Llevado en volandas por su militancia, el PSOE ha hecho lo único que podía hacer. En realidad, el partido que durante más tiempo ha gobernado España en esta última etapa democrática feneció cuando infartó el gobierno Zapatero y la llamada crisis puso en jaque mate al frágil Estado del Bienestar hispánico. Momia embalsamada, zombi, reliquia venerada, el socialismo oficial ha ido mutando a lo largo de los últimos siete años encadenando resultados electorales cada vez más desastrosos y viendo cómo una nueva formación, Podemos, repleta de novatos, izquierdistas despendolados, visionarios y posleninistas, le quitaba lo mejorcito del electorado de izquierdas: los jóvenes, las clases medias urbanas, la gente con estudios.
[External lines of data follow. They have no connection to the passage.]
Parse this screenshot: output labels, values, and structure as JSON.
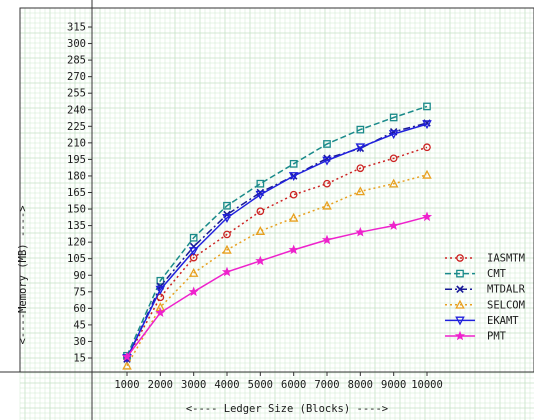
{
  "chart_data": {
    "type": "line",
    "xlabel": "<---- Ledger Size (Blocks) ---->",
    "ylabel": "<----Memory (MB) ---->",
    "x": [
      1000,
      2000,
      3000,
      4000,
      5000,
      6000,
      7000,
      8000,
      9000,
      10000
    ],
    "xticks": [
      "1000",
      "2000",
      "3000",
      "4000",
      "5000",
      "6000",
      "7000",
      "8000",
      "9000",
      "10000"
    ],
    "yticks": [
      "15",
      "30",
      "45",
      "60",
      "75",
      "90",
      "105",
      "120",
      "135",
      "150",
      "165",
      "180",
      "195",
      "210",
      "225",
      "240",
      "255",
      "270",
      "285",
      "300",
      "315"
    ],
    "ylim": [
      0,
      327
    ],
    "grid": "on",
    "legend_position": "right",
    "series": [
      {
        "name": "IASMTM",
        "color": "#cc2222",
        "marker": "circle",
        "dash": "dot",
        "values": [
          15,
          70,
          106,
          127,
          148,
          163,
          173,
          187,
          196,
          206
        ]
      },
      {
        "name": "CMT",
        "color": "#1a8a8a",
        "marker": "square",
        "dash": "dash",
        "values": [
          17,
          85,
          124,
          153,
          173,
          191,
          209,
          222,
          233,
          243
        ]
      },
      {
        "name": "MTDALR",
        "color": "#1a1a99",
        "marker": "x",
        "dash": "dashdot",
        "values": [
          14,
          80,
          116,
          145,
          165,
          180,
          196,
          205,
          220,
          228
        ]
      },
      {
        "name": "SELCOM",
        "color": "#e8a020",
        "marker": "triangle-up",
        "dash": "dot",
        "values": [
          8,
          61,
          92,
          113,
          130,
          142,
          153,
          166,
          173,
          181
        ]
      },
      {
        "name": "EKAMT",
        "color": "#2020dd",
        "marker": "triangle-down",
        "dash": "solid",
        "values": [
          15,
          77,
          112,
          142,
          163,
          180,
          194,
          206,
          218,
          227
        ]
      },
      {
        "name": "PMT",
        "color": "#ee22cc",
        "marker": "star",
        "dash": "solid",
        "values": [
          16,
          56,
          75,
          93,
          103,
          113,
          122,
          129,
          135,
          143
        ]
      }
    ]
  }
}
Así que Pedro Sánchez, tras resucitarse a sí mismo en la secretaría general, se plantea resucitar al propio PSOE. Y solo puede hacerlo de una manera: renovando de cabo a rabo la imagen de la marca y de la organización que funciona tras ella. Para semejante (y titánica) tarea, él y los suyos cuentan con criterios e instrumentos razonables y útiles (solo hay que ver la visceral reacción en contra de la derecha). Pero también con dos ventajas de naturaleza externa. La primera, la prodredumbre que corroe presunta, aunque acreditadamente, al PP de Aznar-Rajoy, cuyos exdirigentes y exaltos cargos van y vienen de los juzgados a la cárcel y de ahí a los platós, en una patética peregrinación que los argumentarios de Génova no logran disfrazar. La segunda, la errática trayectoria de Podemos, donde Iglesias, los demás exalumnos de las Juventudes Comunistas y los amateurs empoderados (como Echenique) parecen incapaces de extender su influencia e incluso de retener los votos que obtuvieron en el reciente pasado.

En cuanto al PSOE aragonés... Ya veremos cómo acaba. Lambán ha sido desbordado y se siente víctima de oscuras traiciones. Pérez Anadón, derrotadísimo, ha reducido su actuación política en el Ayuntamiento de Zaragoza a votar junto al PP y Ciudadanos. El futuro es incierto. Y Sánchez, el último cartucho.